The Toronto-based company that also owns Burger King, Popeyes chicken, and Firehouse Subs, announced earnings per share (EPS) of $0.90 U.S. versus $0.86 U.S. that was expected.
However, revenue in the quarter came in at $1.84 billion U.S., which was below the $1.87 billion U.S. consensus expectation of analysts.
Restaurant Brands International blamed the revenue miss on disappointing same-store sales growth at Burger King.
However, while the company’s Q3 sales missed forecasts they did rise 6.4% from a year earlier.
Overall, Restaurant Brands reported same-store sales growth of 7% for the quarter.
Burger King’s same-store sales grew 7.2%, falling short of estimates for growth of 8.6%. Tim Hortons’ same-store sales growth of 6.8% met analyst expectations.

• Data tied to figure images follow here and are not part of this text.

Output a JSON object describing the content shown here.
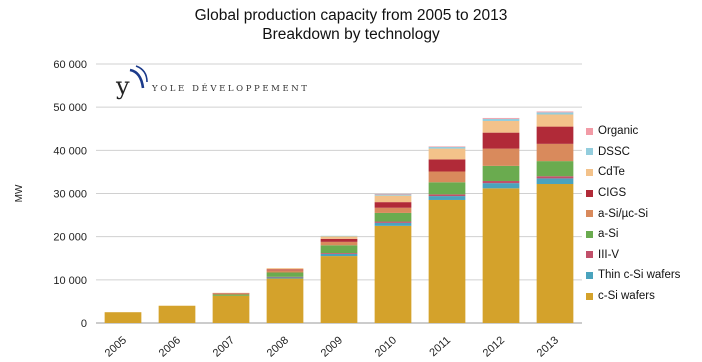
{
  "chart_data": {
    "type": "bar",
    "stacked": true,
    "title": "Global production capacity from 2005 to 2013",
    "subtitle": "Breakdown by technology",
    "ylabel": "MW",
    "xlabel": "",
    "ylim": [
      0,
      60000
    ],
    "yticks": [
      0,
      10000,
      20000,
      30000,
      40000,
      50000,
      60000
    ],
    "ytick_labels": [
      "0",
      "10 000",
      "20 000",
      "30 000",
      "40 000",
      "50 000",
      "60 000"
    ],
    "grid": true,
    "legend_position": "right",
    "categories": [
      "2005",
      "2006",
      "2007",
      "2008",
      "2009",
      "2010",
      "2011",
      "2012",
      "2013"
    ],
    "series": [
      {
        "name": "c-Si wafers",
        "color": "#d4a22b",
        "values": [
          2500,
          4000,
          6300,
          10300,
          15500,
          22500,
          28500,
          31200,
          32200
        ]
      },
      {
        "name": "Thin c-Si wafers",
        "color": "#4aa3bd",
        "values": [
          0,
          0,
          0,
          300,
          500,
          700,
          900,
          1200,
          1300
        ]
      },
      {
        "name": "III-V",
        "color": "#c1506a",
        "values": [
          0,
          0,
          0,
          100,
          200,
          300,
          400,
          500,
          500
        ]
      },
      {
        "name": "a-Si",
        "color": "#6aab4f",
        "values": [
          0,
          0,
          300,
          1000,
          1800,
          2000,
          2800,
          3500,
          3500
        ]
      },
      {
        "name": "a-Si/µc-Si",
        "color": "#d98a5c",
        "values": [
          0,
          0,
          200,
          500,
          800,
          1200,
          2500,
          4000,
          4000
        ]
      },
      {
        "name": "CIGS",
        "color": "#b12a38",
        "values": [
          0,
          0,
          100,
          200,
          700,
          1300,
          2800,
          3700,
          4000
        ]
      },
      {
        "name": "CdTe",
        "color": "#f3c28a",
        "values": [
          0,
          0,
          100,
          300,
          600,
          1500,
          2500,
          2700,
          2800
        ]
      },
      {
        "name": "DSSC",
        "color": "#93cddd",
        "values": [
          0,
          0,
          0,
          0,
          100,
          300,
          400,
          500,
          500
        ]
      },
      {
        "name": "Organic",
        "color": "#f29ba6",
        "values": [
          0,
          0,
          0,
          0,
          0,
          100,
          100,
          200,
          200
        ]
      }
    ]
  },
  "logo": {
    "text": "YOLE DÉVELOPPEMENT"
  }
}
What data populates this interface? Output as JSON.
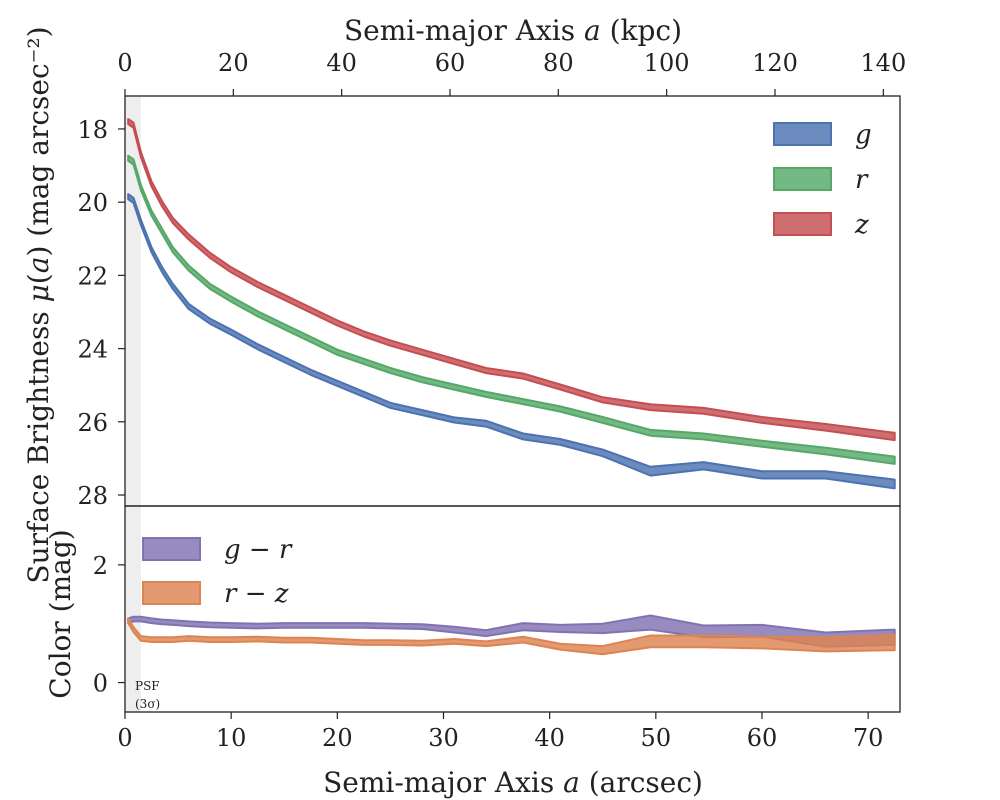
{
  "chart_data": [
    {
      "type": "area",
      "title": "",
      "xlabel": "Semi-major Axis a (arcsec)",
      "ylabel": "Surface Brightness μ(a) (mag arcsec⁻²)",
      "secondary_xlabel": "Semi-major Axis a (kpc)",
      "xlim": [
        0,
        73
      ],
      "ylim": [
        28.3,
        17.1
      ],
      "y_inverted": true,
      "kpc_per_arcsec": 1.96,
      "secondary_xticks": [
        0,
        20,
        40,
        60,
        80,
        100,
        120,
        140
      ],
      "yticks": [
        18,
        20,
        22,
        24,
        26,
        28
      ],
      "grid": false,
      "legend_position": "top-right",
      "shaded_region": {
        "x": [
          0,
          1.5
        ],
        "label": "PSF (3σ)"
      },
      "series": [
        {
          "name": "g",
          "color": "#4c72b0",
          "x": [
            0.3,
            0.8,
            1.5,
            2.5,
            3.5,
            4.5,
            6,
            8,
            10,
            12.5,
            15,
            17.5,
            20,
            22.5,
            25,
            28,
            31,
            34,
            37.5,
            41,
            45,
            49.5,
            54.5,
            60,
            66,
            72.5
          ],
          "y": [
            19.85,
            19.95,
            20.55,
            21.3,
            21.85,
            22.3,
            22.85,
            23.25,
            23.55,
            23.95,
            24.3,
            24.65,
            24.95,
            25.25,
            25.55,
            25.75,
            25.95,
            26.05,
            26.4,
            26.55,
            26.85,
            27.35,
            27.2,
            27.45,
            27.45,
            27.7
          ],
          "halfwidth": [
            0.07,
            0.07,
            0.07,
            0.07,
            0.07,
            0.07,
            0.07,
            0.07,
            0.07,
            0.07,
            0.07,
            0.07,
            0.07,
            0.07,
            0.07,
            0.07,
            0.07,
            0.08,
            0.08,
            0.08,
            0.09,
            0.12,
            0.1,
            0.1,
            0.1,
            0.12
          ]
        },
        {
          "name": "r",
          "color": "#55a868",
          "x": [
            0.3,
            0.8,
            1.5,
            2.5,
            3.5,
            4.5,
            6,
            8,
            10,
            12.5,
            15,
            17.5,
            20,
            22.5,
            25,
            28,
            31,
            34,
            37.5,
            41,
            45,
            49.5,
            54.5,
            60,
            66,
            72.5
          ],
          "y": [
            18.8,
            18.9,
            19.6,
            20.3,
            20.8,
            21.3,
            21.8,
            22.3,
            22.65,
            23.05,
            23.4,
            23.75,
            24.1,
            24.35,
            24.6,
            24.85,
            25.05,
            25.25,
            25.45,
            25.65,
            25.95,
            26.3,
            26.4,
            26.6,
            26.8,
            27.05
          ],
          "halfwidth": [
            0.07,
            0.07,
            0.07,
            0.07,
            0.07,
            0.07,
            0.07,
            0.07,
            0.07,
            0.07,
            0.07,
            0.07,
            0.07,
            0.07,
            0.07,
            0.07,
            0.07,
            0.07,
            0.07,
            0.07,
            0.08,
            0.08,
            0.08,
            0.08,
            0.09,
            0.1
          ]
        },
        {
          "name": "z",
          "color": "#c44e52",
          "x": [
            0.3,
            0.8,
            1.5,
            2.5,
            3.5,
            4.5,
            6,
            8,
            10,
            12.5,
            15,
            17.5,
            20,
            22.5,
            25,
            28,
            31,
            34,
            37.5,
            41,
            45,
            49.5,
            54.5,
            60,
            66,
            72.5
          ],
          "y": [
            17.8,
            17.9,
            18.7,
            19.5,
            20.05,
            20.5,
            20.95,
            21.45,
            21.85,
            22.25,
            22.6,
            22.95,
            23.3,
            23.6,
            23.85,
            24.1,
            24.35,
            24.6,
            24.75,
            25.05,
            25.4,
            25.6,
            25.7,
            25.95,
            26.15,
            26.4
          ],
          "halfwidth": [
            0.07,
            0.07,
            0.07,
            0.07,
            0.07,
            0.07,
            0.07,
            0.07,
            0.07,
            0.07,
            0.07,
            0.07,
            0.07,
            0.07,
            0.07,
            0.07,
            0.07,
            0.07,
            0.07,
            0.07,
            0.07,
            0.08,
            0.08,
            0.08,
            0.09,
            0.1
          ]
        }
      ]
    },
    {
      "type": "area",
      "title": "",
      "xlabel": "Semi-major Axis a (arcsec)",
      "ylabel": "Color (mag)",
      "xlim": [
        0,
        73
      ],
      "ylim": [
        -0.5,
        3.0
      ],
      "xticks": [
        0,
        10,
        20,
        30,
        40,
        50,
        60,
        70
      ],
      "yticks": [
        0,
        2
      ],
      "grid": false,
      "legend_position": "top-left",
      "series": [
        {
          "name": "g − r",
          "color": "#8172b2",
          "x": [
            0.3,
            0.8,
            1.5,
            2.5,
            3.5,
            4.5,
            6,
            8,
            10,
            12.5,
            15,
            17.5,
            20,
            22.5,
            25,
            28,
            31,
            34,
            37.5,
            41,
            45,
            49.5,
            54.5,
            60,
            66,
            72.5
          ],
          "y": [
            1.05,
            1.08,
            1.08,
            1.05,
            1.03,
            1.02,
            1.0,
            0.98,
            0.97,
            0.96,
            0.97,
            0.97,
            0.97,
            0.97,
            0.96,
            0.95,
            0.9,
            0.84,
            0.95,
            0.92,
            0.92,
            1.02,
            0.87,
            0.88,
            0.73,
            0.77
          ],
          "halfwidth": [
            0.04,
            0.04,
            0.04,
            0.04,
            0.04,
            0.04,
            0.04,
            0.04,
            0.04,
            0.04,
            0.04,
            0.04,
            0.04,
            0.04,
            0.04,
            0.04,
            0.05,
            0.05,
            0.06,
            0.06,
            0.08,
            0.12,
            0.1,
            0.1,
            0.12,
            0.13
          ]
        },
        {
          "name": "r − z",
          "color": "#dd8452",
          "x": [
            0.3,
            0.8,
            1.5,
            2.5,
            3.5,
            4.5,
            6,
            8,
            10,
            12.5,
            15,
            17.5,
            20,
            22.5,
            25,
            28,
            31,
            34,
            37.5,
            41,
            45,
            49.5,
            54.5,
            60,
            66,
            72.5
          ],
          "y": [
            1.05,
            0.9,
            0.75,
            0.73,
            0.73,
            0.73,
            0.75,
            0.73,
            0.73,
            0.74,
            0.72,
            0.72,
            0.7,
            0.68,
            0.68,
            0.67,
            0.7,
            0.66,
            0.73,
            0.61,
            0.55,
            0.7,
            0.7,
            0.68,
            0.65,
            0.68
          ],
          "halfwidth": [
            0.04,
            0.04,
            0.04,
            0.04,
            0.04,
            0.04,
            0.04,
            0.04,
            0.04,
            0.04,
            0.04,
            0.04,
            0.04,
            0.04,
            0.04,
            0.04,
            0.04,
            0.04,
            0.05,
            0.05,
            0.07,
            0.1,
            0.1,
            0.1,
            0.12,
            0.13
          ]
        }
      ],
      "annotation": "PSF (3σ)"
    }
  ]
}
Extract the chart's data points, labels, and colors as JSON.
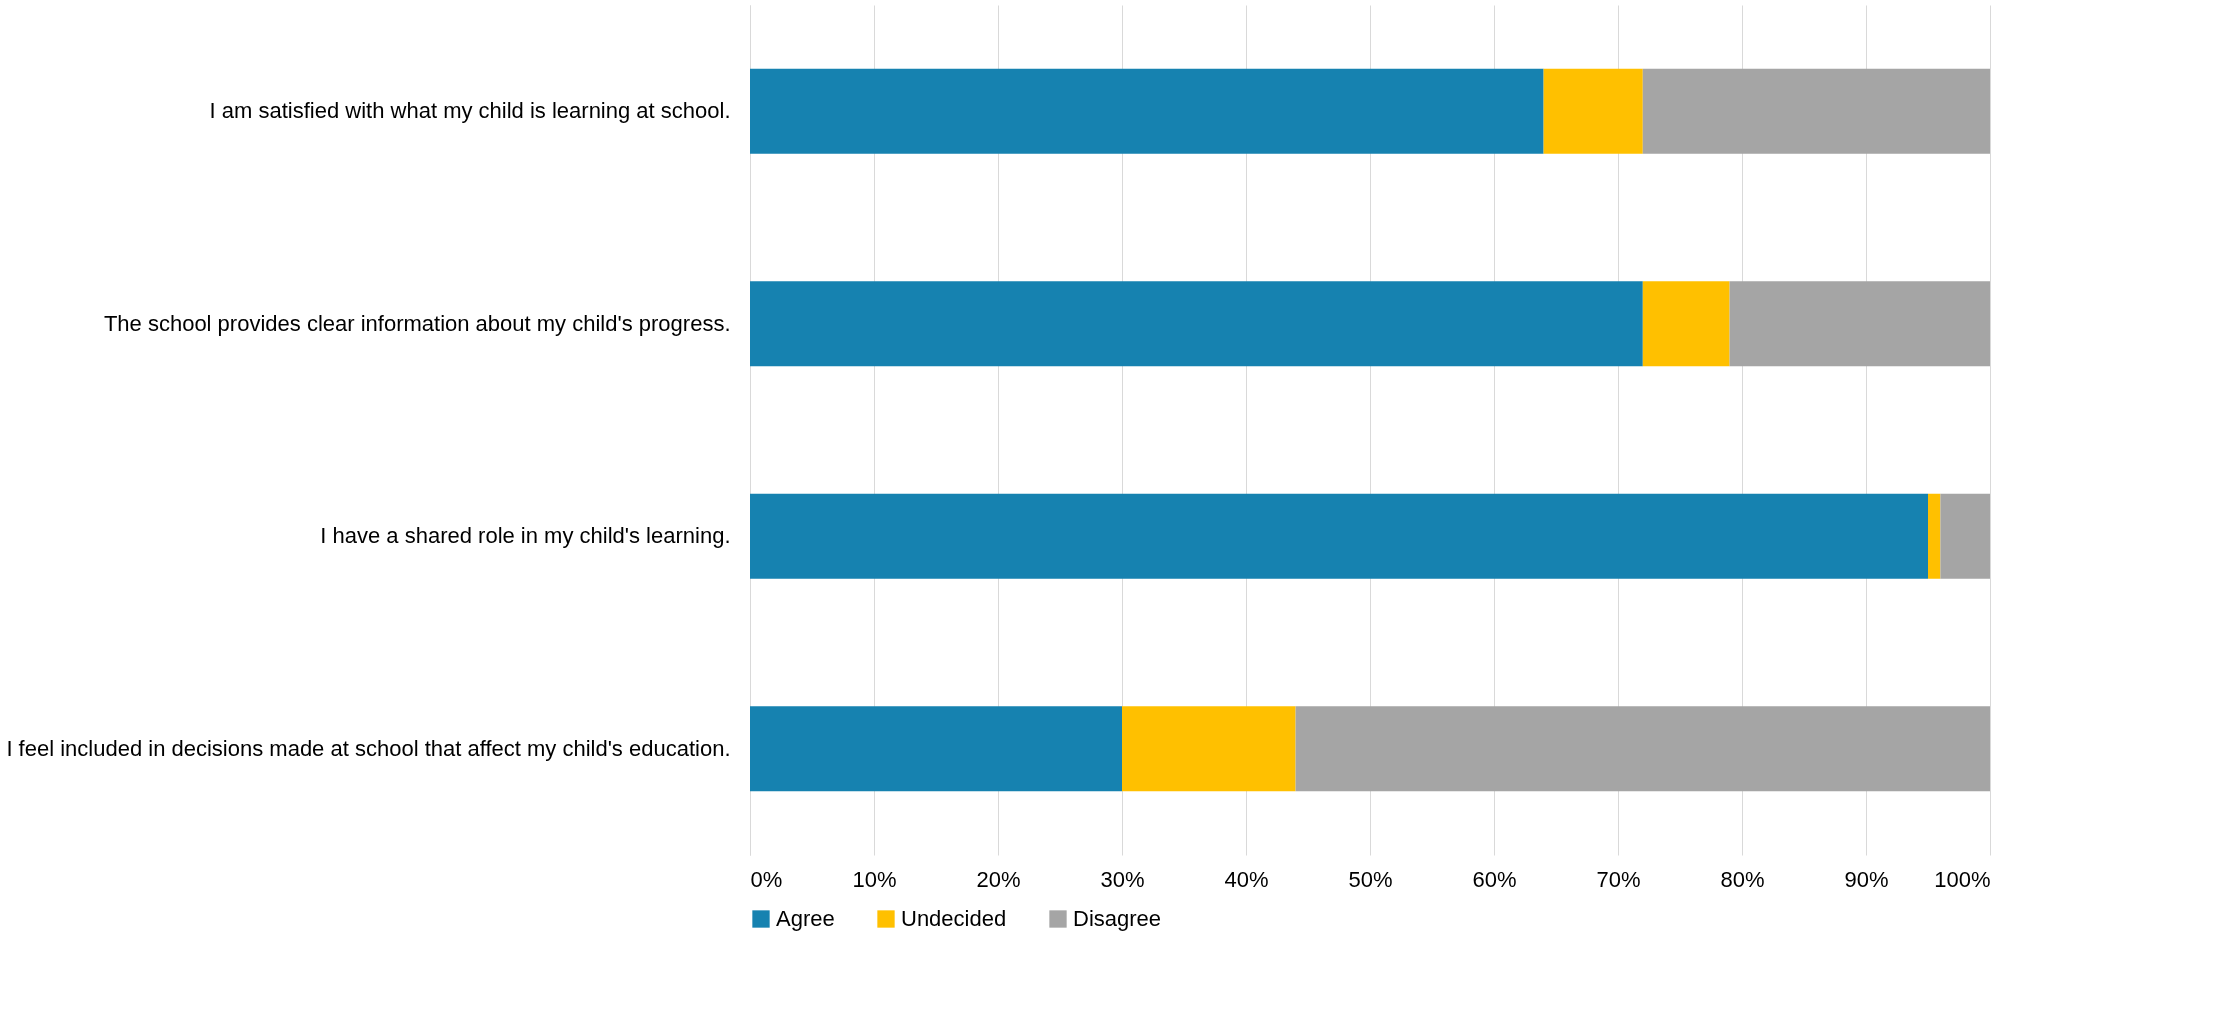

Popeyes was Restaurant Brands’ only chain to outperform expectations for same-store sales growth, coming in at 7%, which was higher than forecasts of 5% growth.
Restaurant Brands International is in the midst of a multi-year refresh of Burger King as it tries to revive the quick service chain’s fortunes.
The stock of Restaurant Brands International has gained 17% over the last 12 months to trade at $94.98 per share.